You should certainly see your veterinarian if you notice your dog experiencing any other symptoms in addition to constipation, including:
Your veterinarian can examine your pet and help determine if this is just a run-of-the-mill case of constipation or if it may be related to a more serious issue. Your vet may also recommend a stool softener or laxative designed for human use or a prescription dog stool softener, depending on the severity of your dog’s constipation case.
Here is a quick overview of some of the more common options:
- Docusate Sodium — This stool softener increases water absorption in your dog’s intestine, helping stools remain soft and easy to pass.
- Bisacodyl — This canine laxative works by stimulating a dog’s bowels for short-term constipation relief.
- Lactulose — Used to treat liver issues and constipation in humans, some vets may prescribe this in off-label fashion for dogs.
- Other Human Medications — Some veterinarians may recommend other human constipation medications with separate dosing instructions. However, you should never administer a human medication to your pet without your vet’s explicit instruction to do so.
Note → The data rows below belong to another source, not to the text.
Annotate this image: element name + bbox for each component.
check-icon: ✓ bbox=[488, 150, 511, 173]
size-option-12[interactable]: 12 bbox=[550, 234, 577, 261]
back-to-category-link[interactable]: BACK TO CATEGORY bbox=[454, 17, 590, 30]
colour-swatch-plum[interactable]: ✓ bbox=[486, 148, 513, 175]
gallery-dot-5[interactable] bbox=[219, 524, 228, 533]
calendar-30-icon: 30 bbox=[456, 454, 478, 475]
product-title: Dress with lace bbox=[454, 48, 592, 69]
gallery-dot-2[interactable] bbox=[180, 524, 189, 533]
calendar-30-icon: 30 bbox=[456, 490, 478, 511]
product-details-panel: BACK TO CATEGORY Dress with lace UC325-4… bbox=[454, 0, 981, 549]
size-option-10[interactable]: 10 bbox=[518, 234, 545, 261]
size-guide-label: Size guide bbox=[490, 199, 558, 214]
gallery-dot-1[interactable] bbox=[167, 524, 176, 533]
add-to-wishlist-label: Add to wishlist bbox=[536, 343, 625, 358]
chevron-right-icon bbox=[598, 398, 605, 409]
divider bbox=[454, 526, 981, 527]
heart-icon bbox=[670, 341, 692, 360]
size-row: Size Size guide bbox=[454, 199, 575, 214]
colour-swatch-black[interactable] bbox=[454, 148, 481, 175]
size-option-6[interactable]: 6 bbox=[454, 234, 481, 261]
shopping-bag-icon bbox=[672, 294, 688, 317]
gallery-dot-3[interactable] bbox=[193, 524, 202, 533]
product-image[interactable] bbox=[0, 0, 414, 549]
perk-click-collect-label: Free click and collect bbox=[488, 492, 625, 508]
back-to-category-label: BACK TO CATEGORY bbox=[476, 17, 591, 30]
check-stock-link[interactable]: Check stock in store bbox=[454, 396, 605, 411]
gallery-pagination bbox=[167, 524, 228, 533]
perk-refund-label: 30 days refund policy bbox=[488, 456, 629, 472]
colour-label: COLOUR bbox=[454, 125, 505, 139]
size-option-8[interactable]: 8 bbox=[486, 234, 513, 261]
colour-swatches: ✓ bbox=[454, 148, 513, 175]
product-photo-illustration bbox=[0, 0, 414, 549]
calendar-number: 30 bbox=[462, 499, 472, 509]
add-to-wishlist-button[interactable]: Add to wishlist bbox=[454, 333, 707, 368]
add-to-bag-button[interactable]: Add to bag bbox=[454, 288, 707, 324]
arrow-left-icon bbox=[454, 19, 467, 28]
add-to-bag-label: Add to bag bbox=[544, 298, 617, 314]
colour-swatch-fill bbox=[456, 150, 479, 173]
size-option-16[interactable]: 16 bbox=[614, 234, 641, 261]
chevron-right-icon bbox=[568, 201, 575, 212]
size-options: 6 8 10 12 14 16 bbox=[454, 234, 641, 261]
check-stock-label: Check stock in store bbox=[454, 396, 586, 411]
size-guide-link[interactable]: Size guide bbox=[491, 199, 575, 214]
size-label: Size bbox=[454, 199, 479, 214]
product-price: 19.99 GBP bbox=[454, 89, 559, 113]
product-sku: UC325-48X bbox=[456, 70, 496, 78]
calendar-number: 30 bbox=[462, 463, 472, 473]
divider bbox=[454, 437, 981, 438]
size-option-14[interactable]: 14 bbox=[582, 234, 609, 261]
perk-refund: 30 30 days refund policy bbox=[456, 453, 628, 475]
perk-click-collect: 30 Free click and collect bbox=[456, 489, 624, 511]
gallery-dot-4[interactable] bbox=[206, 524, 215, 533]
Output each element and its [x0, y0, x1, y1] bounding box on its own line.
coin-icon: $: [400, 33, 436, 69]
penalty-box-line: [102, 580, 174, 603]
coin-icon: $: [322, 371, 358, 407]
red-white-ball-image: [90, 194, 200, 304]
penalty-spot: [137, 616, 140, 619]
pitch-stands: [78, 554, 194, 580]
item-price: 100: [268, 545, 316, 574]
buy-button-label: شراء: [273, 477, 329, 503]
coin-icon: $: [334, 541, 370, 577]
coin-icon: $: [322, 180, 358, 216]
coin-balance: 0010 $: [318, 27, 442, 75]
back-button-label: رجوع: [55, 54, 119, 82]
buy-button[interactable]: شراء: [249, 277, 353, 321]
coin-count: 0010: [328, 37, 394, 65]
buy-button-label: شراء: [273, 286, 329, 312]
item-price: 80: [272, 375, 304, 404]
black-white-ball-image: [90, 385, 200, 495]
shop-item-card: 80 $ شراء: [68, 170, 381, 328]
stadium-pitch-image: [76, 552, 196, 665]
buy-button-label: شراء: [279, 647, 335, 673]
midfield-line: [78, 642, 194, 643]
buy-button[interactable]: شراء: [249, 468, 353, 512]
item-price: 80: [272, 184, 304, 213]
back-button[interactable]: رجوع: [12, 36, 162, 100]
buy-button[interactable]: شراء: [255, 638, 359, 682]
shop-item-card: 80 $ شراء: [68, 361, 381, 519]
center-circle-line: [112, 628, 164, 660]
Home Remedies for Canine Constipation: Alternative Strategies for Providing Pooch Relief
Depending on the situation, canine constipation can be cleared up with the help of some of the home remedies listed below. While these can certainly be helpful, don’t forget that dog constipation home remedies aren’t a substitute for veterinary care.
- Pumpkin — Pumpkin is a great source of fiber which can help your dog’s digestive system and soften stools. Dogs can be given pure, unseasoned pumpkin either raw or cooked (pumpkin actually works for both ends of the elimination-problem spectrum, as it can also stop dog diarrhea).
- More Water — Since dehydration can lead to constipation, make sure your pooch is drinking plenty of water. You can also incorporate some wet food into your dog’s diet to increase moisture intake.
- More Exercise — Taking your dog out for an extra long walk can help move his bowels along and give your pooch plenty of opportunities to relieve himself. Consult your veterinarian to determine how much your dog should be exercising on a daily basis if you think his constipation has been caused by insufficient exercise.
- More Fiber — Switching to a dog food food with more fiber may ease your dog’s constipation and make for smoother bowel movements. You can also give your dog small amounts of pup-safe greens like spinach. But talk to your vet if you intend to do this over an extended period of time to avoid excess oxalate consumption.
- Probiotics — Pooch probiotics can restore a proper microbial ecosystem in your pet’s gut. This can support regular elimination and lead to better bowel movements.
- Olive Oil — Adding a little olive oil (about a teaspoon for little floofs, but big dogs can handle about a tablespoon) to your dog’s food can help soften your dog’s stool and lubricate his entire digestive tract.
Stool softeners can be an effective tool to eliminate your canine’s constipation under the direction of your veterinarian. With the help of stool softeners, Buddy will be back in shape in no time at all.